Only few things of the C library are mandatory in the sense that they are not needed for a freestanding environment. It only has to provide what is necessary for the headers
<float.h>, <iso646.h>, <limits.h>, <stdarg.h>, <stdbool.h>, <stddef.h>, and <stdint.h>
These usually don't implement a lot of functions that must be provided.
The other type of environments are called "hosted" environments. As the name indicated they suppose that there is some entity that "hosts" the running program, usually the OS. So usually the C library is provided by that "hosting environment", but as Ben said, on different systems there may even be alternative implementations.
Forte? That's really old.
The preferred compilers and developer tools for Solaris are all contained in Oracle Solaris Studio.
C/C++/Fortran with a debugger, performance analyzer, and IDE based on NetBeans, and lots of libraries.
http://www.oracle.com/technetwork/server-storage/solarisstudio/index.html
It's (still) free, too.
I think there a is a bit of confusion about terms: a library is NOT DLL's or .so: in the real sense of programming languages, Libraries are compiled code the LINKER will merge with our binary (.o). So the linker (or the compiler via some directives...) can manage them, but OS can't, simply is NOT a concept related to OS.
We are used to think OSes are written in C and we can rebuild the OS using gcc/libraries or similar, but C is NOT linux / unix.
We can also have an OS written in Pascal (Mac OS was in this manner many years ago..) AND use libraries with our favorite C compiler, OR have an OS written in ASM (even if not all, as in first Windows version), but we must have C libraries to build an exe.
I understand Linux ships with a c library, which implements the ISO C functions and system call functions, and that this library is there to be linked against when developing C. However, different c compilers do not necessarily produce linkable code (e.g. one might pad datastructures used in function arguments differently from another). How is the built-in c library meant to be linked to when I could use any compiler to compile my C? Is the story any different for static versus dynamic linking?

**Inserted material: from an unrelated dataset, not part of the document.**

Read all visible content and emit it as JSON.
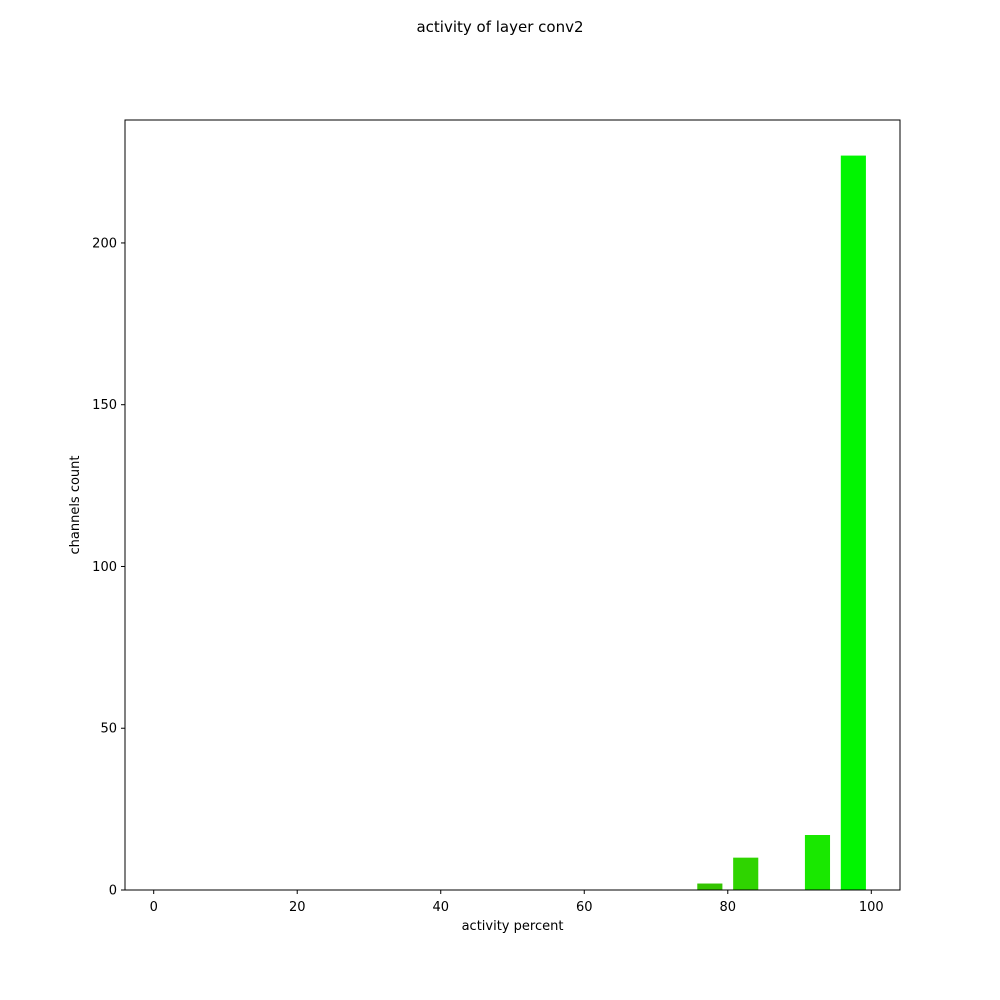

Under Windows on the other hand, each compiler provides its own standard library, which solves part of the problem, but system calls are still in a single set of DLLs. How are C applications linked to these DLLs successfully? How about different languages? (The same DLLs can be used by pre-.Net Visual Basic, etc.)
Each platform has some "calling conventions" that each C implementation must adhere to in order to be able to talk to the operating system correctly. For Windows, for example, all OS-based functions have to be called using stdcall convention, as opposed to the default C convention of cdecl.
In Linux, since the standard C library (and kernel) is compiled using GCC, any other compilers for Linux must make sure their calling conventions are compatible to the one used by GCC.
Compilers do come with their implementations of the standard library. It's just that under Linux it's assumed that any compiler will follow the same conventions the version of GCC that compiled the library had.
As of interoperability, it can be easier than you think. There are established calling conventions that will allow compilers to produce a valid call to a function, even if the function wasn't compiled with the same software.
As of structures and padding, you'll notice that most frameworks work with opaque types, that is, pointers to structures. Often, the structure's layout isn't even available to clients. As such, they never works with the actual data, only pointers to the data, which clears the padding issue.
Standards. You'll note that stdlib stuff operates on primitive values and arrays - and the standard for that stuff is pretty explicit on how things are to be done.